A Method for Prostate Cancer Metastases Classification In 18f-PSMA PET/CT Images Using a Machine Learning Stacking Ensemble Model
Abstract
Purpose
To develop a computer-aided diagnosis (CAD) system for the classification of benign versus malignant findings on 18F-PSMA PET/CT imaging. It was applied in patients with biochemical recurrent (BCr) prostate cancer (PCa), using post-therapy follow-up (FU) imaging information (tumor regression or lesion regression in size indicated malignancy) as the Gold Standard.
Methods
A dataset of 44 patients with BCr PCa who underwent 18F-PSMA PET/CT imaging was analyzed. Suspicious findings were categorized based on post-therapy imaging FU. Findings that did not respond to therapy and were interpreted as non-specific by the physician were labeled as benign, whereas findings that demonstrated treatment response were labeled as malignant. A total of 285 findings were included (Benign: 123, Malignant: 162), with data augmentation applied on the benign class to mitigate class imbalance.
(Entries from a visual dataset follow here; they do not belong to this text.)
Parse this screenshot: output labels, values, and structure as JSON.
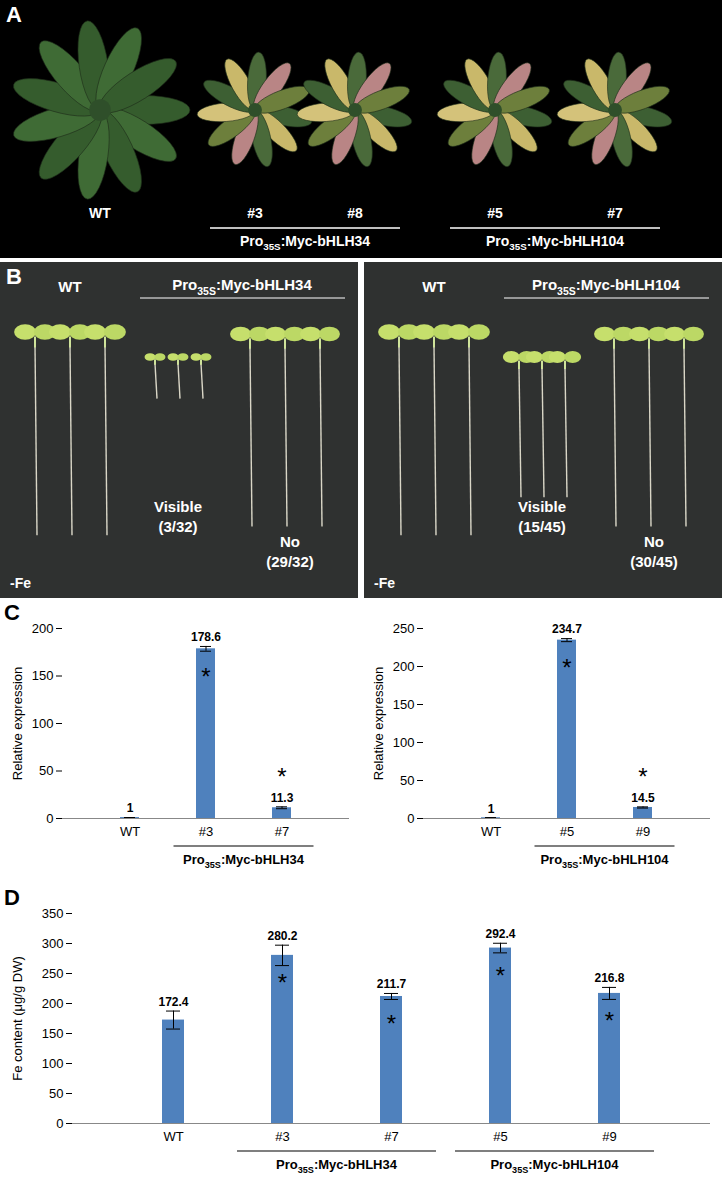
{
  "figure": {
    "panel_letters": [
      "A",
      "B",
      "C",
      "D"
    ],
    "panel_A": {
      "plants": [
        "WT",
        "#3",
        "#8",
        "#5",
        "#7"
      ],
      "groups": [
        {
          "label": {
            "text": "Pro",
            "sub": "35S",
            "after": ":Myc-bHLH34"
          },
          "members": [
            "#3",
            "#8"
          ]
        },
        {
          "label": {
            "text": "Pro",
            "sub": "35S",
            "after": ":Myc-bHLH104"
          },
          "members": [
            "#5",
            "#7"
          ]
        }
      ]
    },
    "panel_B": [
      {
        "control": "WT",
        "genotype": {
          "text": "Pro",
          "sub": "35S",
          "after": ":Myc-bHLH34"
        },
        "visible": {
          "text": "Visible",
          "count": "(3/32)"
        },
        "no": {
          "text": "No",
          "count": "(29/32)"
        },
        "condition": "-Fe"
      },
      {
        "control": "WT",
        "genotype": {
          "text": "Pro",
          "sub": "35S",
          "after": ":Myc-bHLH104"
        },
        "visible": {
          "text": "Visible",
          "count": "(15/45)"
        },
        "no": {
          "text": "No",
          "count": "(30/45)"
        },
        "condition": "-Fe"
      }
    ]
  },
  "chart_data": [
    {
      "type": "bar",
      "ylabel": "Relative expression",
      "categories": [
        "WT",
        "#3",
        "#7"
      ],
      "values": [
        1,
        178.6,
        11.3
      ],
      "errors": [
        0,
        2.5,
        1.0
      ],
      "significance": [
        null,
        "*",
        "*"
      ],
      "groups": [
        {
          "label": {
            "text": "Pro",
            "sub": "35S",
            "after": ":Myc-bHLH34"
          },
          "members": [
            "#3",
            "#7"
          ]
        }
      ],
      "color": "#4f81bd",
      "ylim": [
        0,
        200
      ],
      "yticks": [
        0,
        50,
        100,
        150,
        200
      ],
      "data_labels": true
    },
    {
      "type": "bar",
      "ylabel": "Relative expression",
      "categories": [
        "WT",
        "#5",
        "#9"
      ],
      "values": [
        1,
        234.7,
        14.5
      ],
      "errors": [
        0,
        2.0,
        0.8
      ],
      "significance": [
        null,
        "*",
        "*"
      ],
      "groups": [
        {
          "label": {
            "text": "Pro",
            "sub": "35S",
            "after": ":Myc-bHLH104"
          },
          "members": [
            "#5",
            "#9"
          ]
        }
      ],
      "color": "#4f81bd",
      "ylim": [
        0,
        250
      ],
      "yticks": [
        0,
        50,
        100,
        150,
        200,
        250
      ],
      "data_labels": true
    },
    {
      "type": "bar",
      "ylabel": "Fe content (μg/g DW)",
      "categories": [
        "WT",
        "#3",
        "#7",
        "#5",
        "#9"
      ],
      "values": [
        172.4,
        280.2,
        211.7,
        292.4,
        216.8
      ],
      "errors": [
        15,
        17,
        5,
        8,
        10
      ],
      "significance": [
        null,
        "*",
        "*",
        "*",
        "*"
      ],
      "groups": [
        {
          "label": {
            "text": "Pro",
            "sub": "35S",
            "after": ":Myc-bHLH34"
          },
          "members": [
            "#3",
            "#7"
          ]
        },
        {
          "label": {
            "text": "Pro",
            "sub": "35S",
            "after": ":Myc-bHLH104"
          },
          "members": [
            "#5",
            "#9"
          ]
        }
      ],
      "color": "#4f81bd",
      "ylim": [
        0,
        350
      ],
      "yticks": [
        0,
        50,
        100,
        150,
        200,
        250,
        300,
        350
      ],
      "data_labels": true
    }
  ]
}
For each finding, the maximum intensity point was selected, and 1D intensity profiles along the x, y, and z axes were extracted in the axial plane, directly used as inputs to a multi-layer perceptron (MLP) classifier. These intensity profiles were also used to extract statistical and Gaussian-fit features to train a random forest (RF) classifier. The final model includes a stacking ensemble architecture combining MLP and RF base models with logistic regression serving as the meta-classifier. Forward feature selection was used, and the model was trained with 10-fold cross validation.
Results
Our model achieved a mean accuracy of 92.6±5.3%, sensitivity of 94.4±6.2%, specificity of 90.3±10.7%, and Area Under the Receiver Operating Characteristic Curve (AUROC) of 97.4±3.6%. Feature selection analysis showed that the top 15 features ranked by importance were predominantly profile-derived intensity features in contrast to Gaussian fit–based features.
Conclusion
Using post-therapy imaging FU, this work demonstrates that lesion-level intensity profile–based features can differentiate benign from malignant findings on 18F-PSMA PET/CT images, highlighting the importance of FU validated CAD approaches.